Même expérience du « Blitz de Londres » en 1940 ; même évacuation à la campagne et années d’après-guerre similaires, qu’ils ont tous les deux passées dans une banlieue sinistre de Londres. Pareil pour ce qui concerne leurs vacances à Heidelberg, à l’âge de 16 ans, « l’une des expériences les plus fondatrices de ma vie », avoue Lodge. Il nous cite ensuite les personnages qu’il a inventés.
Pour David Lodge, Hors de l’abri combine le « Bildungsroman » allemand (roman du passage de l’enfance à la maturité) et le roman autour des conflits éthiques et culturels « à la mode James Joyce ». Et ceci dans le contexte du début des années 50, « années charnières où la société anglaise est passée du socialisme au consumérisme avec la victoire du parti conservateur en octobre 51 ».

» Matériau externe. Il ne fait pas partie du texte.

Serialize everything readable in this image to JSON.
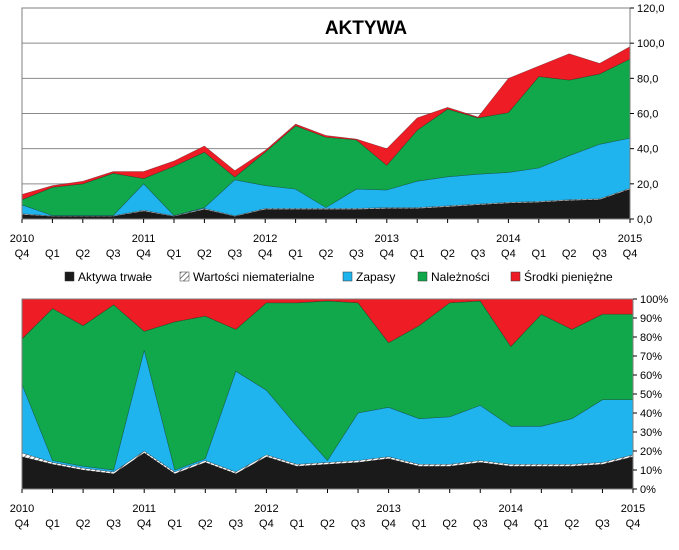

Nous voici plongés à l’aube de l’histoire de Timothy, âgé de 5 ans en 1940. Elevé dans une famille catholique aux des parents simples, gentils et attentifs. C’est avec ses yeux d’enfant que nous allons vivre la guerre de l’autre côté de la Manche (ce qui nous change de perspective). Puis la vie qui change étonnamment peu après la guerre, pour cause de rationnement et restrictions. « Alors ça sert à quoi d’avoir gagné la guerre si l’on doit se serrer la ceinture à chaque repas ? ».
Scènes moulées dans les plus purs humour et sens de l’autodérision, si typiquement britannique !
Pendant ce temps, Kath, la grande sœur de Timoty, vit sa vie de jeune fille sans contrainte dans l’Allemagne vaincue et occupée. En tant que secrétaire pour l’armée américaine à Heidelberg. Les années passent dans l’ennui pour Timothy, jusqu’à ce que sa sœur l’invite à venir passer ses vacances à Heidelberg, en juillet 1951.
C’est alors que le livre s’envole. Nous allons découvrir ce à quoi ressemblaient les villes occupées par les Américains, « où deux communautés cohabitaient : tout au fond, les Allemands et au-dessus, flottant à la surface ou évoluant au-dessus d’eux avec un minimum de contact, comme les libellules ou les notonectes : les Américains ». Nous allons fréquenter ces civils et GI’s dans des scènes hautes en couleurs et, en fait, en tout et pour tout qu’un seul et unique Allemand !
Roman exaltant par son rythme et sa verve communicative. Mais avant tout passionnant par sa véracité, puisque précisément, l’aventure de Timoty, David Lodge l’a lui-même vécue !

Lutz Steiler : Stern 111



Lutz Seiler, est né en 1963, à Gera (à l’époque, Allemagne de l’Est), où il termine sa formation professionnelle (avec l’équivalent du baccalauréat), en tant qu’ouvrier du bâtiment et travaille comme charpentier et maçon. C’est durant son service militaire qu’il s’intéresse à la littérature et commence à écrire. En 1990, après la « chute du Mur », Seiler part pour Berlin où il travaille quelques années comme serveur. Il se fait d’abord connaitre comme poète. En 2020, il reçoit le prix de la Foire du livre de Leipzig pour son roman Stern 111 roman à largen part autobiographique. Il est reconnu depuis comme étant « le grand romancier de la réunification allemande ».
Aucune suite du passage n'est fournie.